聖女の魔力が使えません!~かわりにおいしい手料理ふるまいます~

 同じ王都にありながらも、バンフィールド伯爵家は王城にほど近い一等地にある。
敷地内に入ってからも馬車はしばらく走り続け、庭の広さをうかがわせた。
いずみは自分の心臓が緊張で高鳴っているのを感じる。

玄関前に横付けされた馬車を降りると、使用人たちが出迎えに勢ぞろいしていた。
玄関で、待ち構えている貴婦人がどうやらアーレスの母親のようである。
年齢は五十歳を超えているくらいだろうか。目尻やほうれい線に多少皺が見られるが、アーレスに通じるところのある美形だ。やせ形でほっそりとしていて、ビリジアンのドレスがよく似合っている。

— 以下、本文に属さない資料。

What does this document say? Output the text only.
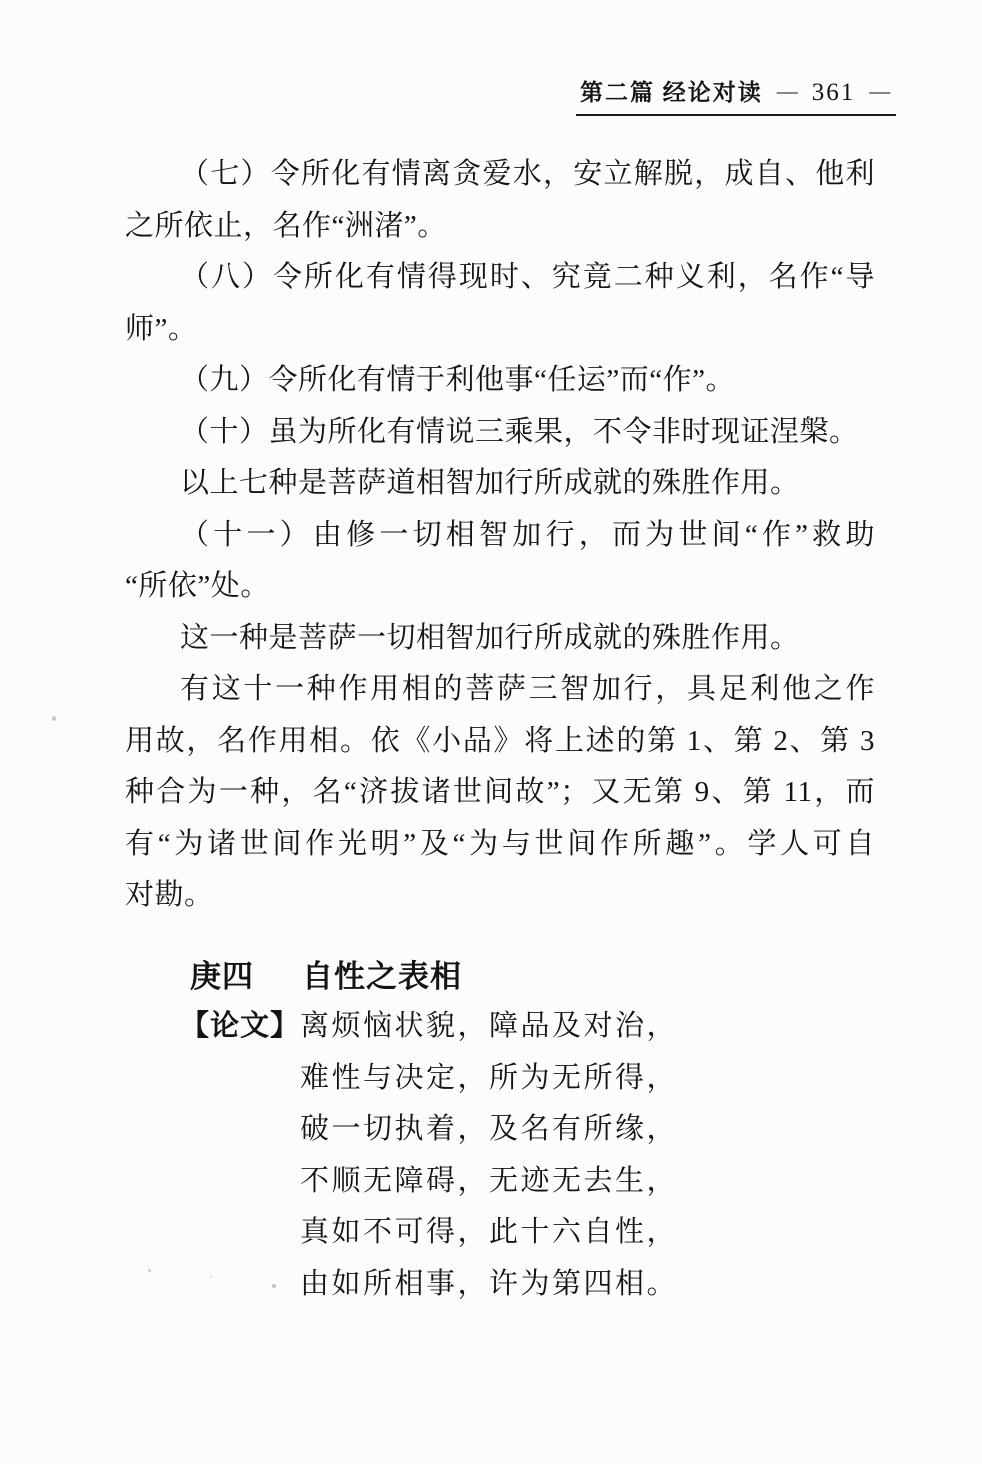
第二篇 经论对读 — 361 —
（七）令所化有情离贪爱水，安立解脱，成自、他利
之所依止，名作“洲渚”。
（八）令所化有情得现时、究竟二种义利，名作“导
师”。
（九）令所化有情于利他事“任运”而“作”。
（十）虽为所化有情说三乘果，不令非时现证涅槃。
以上七种是菩萨道相智加行所成就的殊胜作用。
（十一）由修一切相智加行，而为世间“作”救助
“所依”处。
这一种是菩萨一切相智加行所成就的殊胜作用。
有这十一种作用相的菩萨三智加行，具足利他之作
用故，名作用相。依《小品》将上述的第 1、第 2、第 3
种合为一种，名“济拔诸世间故”；又无第 9、第 11，而
有“为诸世间作光明”及“为与世间作所趣”。学人可自
对勘。
庚四 自性之表相
【论文】 离烦恼状貌，障品及对治，
难性与决定，所为无所得，
破一切执着，及名有所缘，
不顺无障碍，无迹无去生，
真如不可得，此十六自性，
由如所相事，许为第四相。
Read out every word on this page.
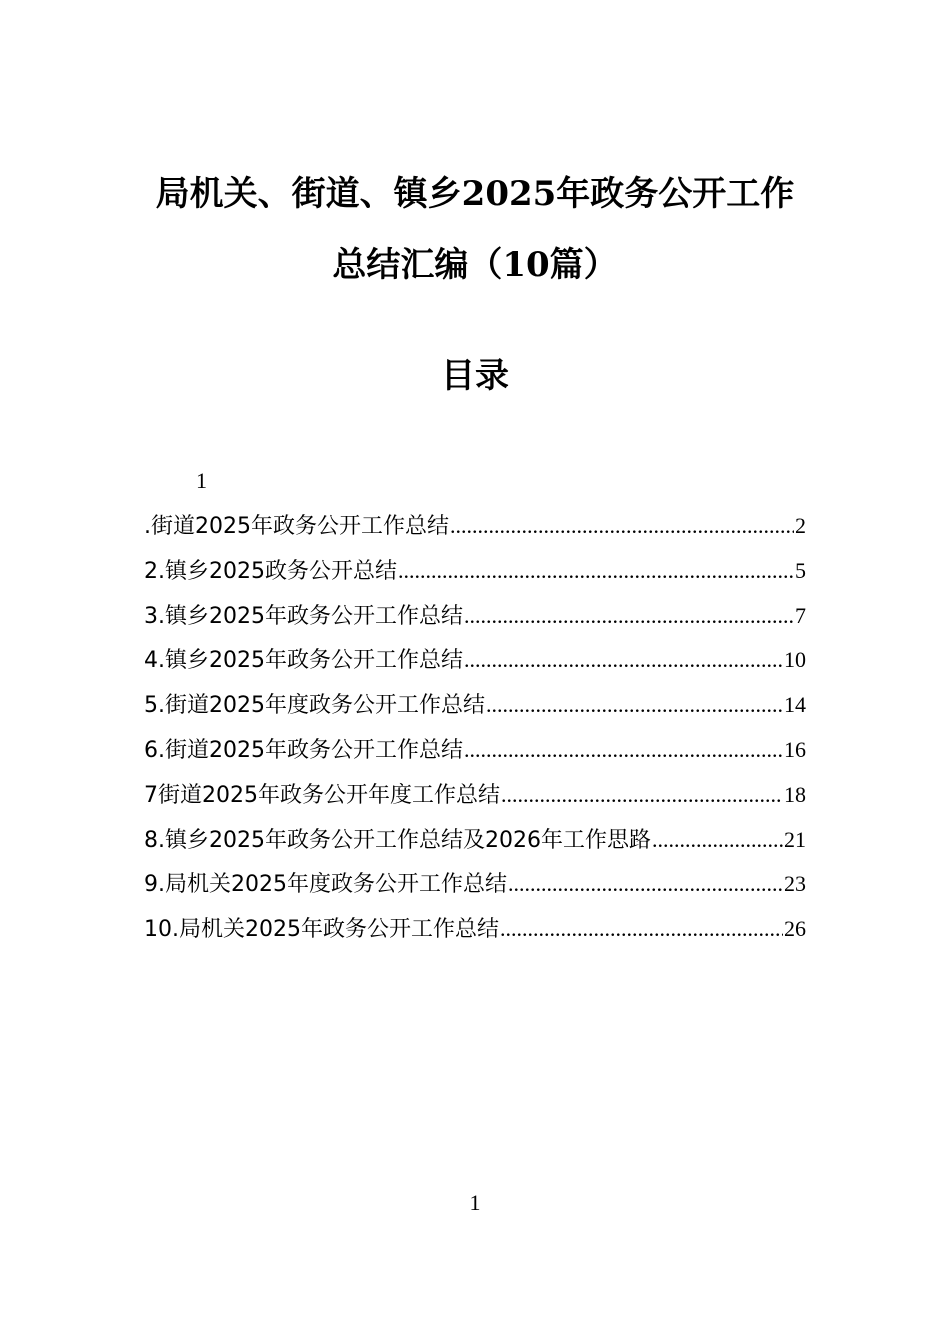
局机关、街道、镇乡2025年政务公开工作
总结汇编（10篇）
目录
1
.街道2025年政务公开工作总结 .....	2
2.镇乡2025政务公开总结 .....	5
3.镇乡2025年政务公开工作总结 .....	7
4.镇乡2025年政务公开工作总结 .....	10
5.街道2025年度政务公开工作总结 .....	14
6.街道2025年政务公开工作总结 .....	16
7街道2025年政务公开年度工作总结 .....	18
8.镇乡2025年政务公开工作总结及2026年工作思路 .....	21
9.局机关2025年度政务公开工作总结 .....	23
10.局机关2025年政务公开工作总结 .....	26
1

彼女はにこやかにアーレス一行を迎えていたが、やがて近づいてくると、いずみをまじまじと見つめ始めた。

(あれ? この視線は歓迎というより……)

急速にアーレスに出会う前の半年が思い出される。出会う人すべてにミヤさまと比べられ、失望のまなざしを向けられたあの頃の。

「……っ」

途端に、足がすくむ。
先に一歩行ってしまったアーレスがいぶかし気にこちらを振り向いた。

「イズミ……?」

「奥さま、どうされました?」

後ろについてくるジナがこっそり耳打ちする。

「あ、……私……」

動けないいずみに、周囲の使用人がざわめきだした。その声に、ますます体が震えてくる。